What Makes a Good Innovation Story?
The ability to frame ideas in a compelling manner is critical for companies working on innovation. Developing new products involves enormous levels of uncertainty. Entrepreneurs, therefore, need to get their story straight if they want to get attention – and funding.
So what is the most effective way for a company to frame its innovation story?
The winds of change
Based on the analysis of over a thousand cases, experts at McKinsey studied the categories into which business stories tend to fall, and the way in which these categories impact their success. They discovered that nearly half of most of the successful cases were those that rode big global trends.
The successful entrepreneurs position themselves as expert navigators who caught the wind of change and were in the right place at the right time. They did so not by sheer luck, but thanks to a powerful blend of experience, instinct, and vision that placed the CEO, the management team and the company in a unique position relative to their competitors.
Things will never be the same
This big change approach is also the starting point advocated by strategic messaging and positioning expert Andy Raskin. Pitches may start with a problem, or a product, or a team; great pitches start with change. By identifying and responding to an undeniable shift in the world, entrepreneurs can create both big stakes and tremendous urgency for their proposition. When the world is changing, no one wants to be left behind. This change should not be a debatable forecast, but something new and at the same time already visible. And because they are part of a significant global shift, their ideas will almost inevitably succeed.
You’re not the source of the change; rather, you help prospects embrace and thrive in the new world that the change creates.
Go global
But what kinds of major shifts are useful to frame an innovation story? McKinsey has identified three hot spaces in which innovation “temperature” is high: global growth shifts, new societal deals and accelerating industry disruption.
Investors love companies that respond to these unstoppable trends.
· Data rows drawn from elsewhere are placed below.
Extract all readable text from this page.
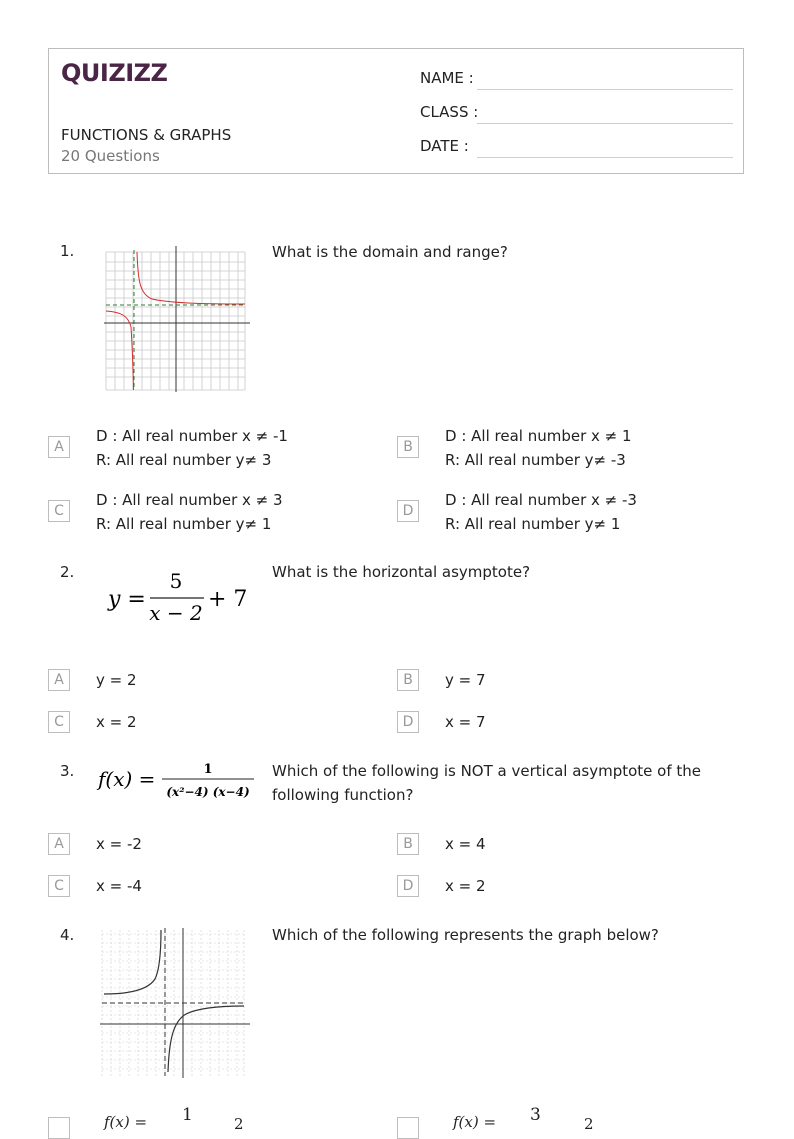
QUIZIZZ
FUNCTIONS & GRAPHS
20 Questions
NAME :
CLASS :
DATE :
1.	What is the domain and range?
A
D : All real number x ≠ -1
R: All real number y≠ 3
B
D : All real number x ≠ 1
R: All real number y≠ -3
C
D : All real number x ≠ 3
R: All real number y≠ 1
D
D : All real number x ≠ -3
R: All real number y≠ 1
2.
y =
5
x − 2
+ 7
What is the horizontal asymptote?
A	y = 2	B	y = 7
C	x = 2	D	x = 7
3. f(x) =	1
(x²−4) (x−4)
Which of the following is NOT a vertical asymptote of the following function?
A	x = -2	B	x = 4
C	x = -4	D	x = 2
4.	Which of the following represents the graph below?
f(x) = 1	2	f(x) = 3	2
And recent studies show that a company benefiting from such tailwinds is up to eight times more likely to rise to the top of the economic-profit performance charts than one that is facing headwinds.
A ride into the future
As Robert McKee, the world’s best-known and most respected screenwriting lecturer puts it: change is what grabs people’s attention, and great stories are all about how and why life changes in response to an irreversible event.
As long as things are moving on an even keel, you pay attention to whatever you’re doing. But if something around you changes—if the temperature around you changes, if the phone rings—that gets your attention.
Business leaders who understand the changes underway – and who are able to convert them into a compelling strategic narrative – have an extraordinary opportunity to make an impact. When they pitch their innovation, they are not asking investors to fund a promising business with a ground-breaking product. Instead, they are offering investors the opportunity to be part of a revolution, a new way of thinking, living and working. They are selling them a ticket to the future.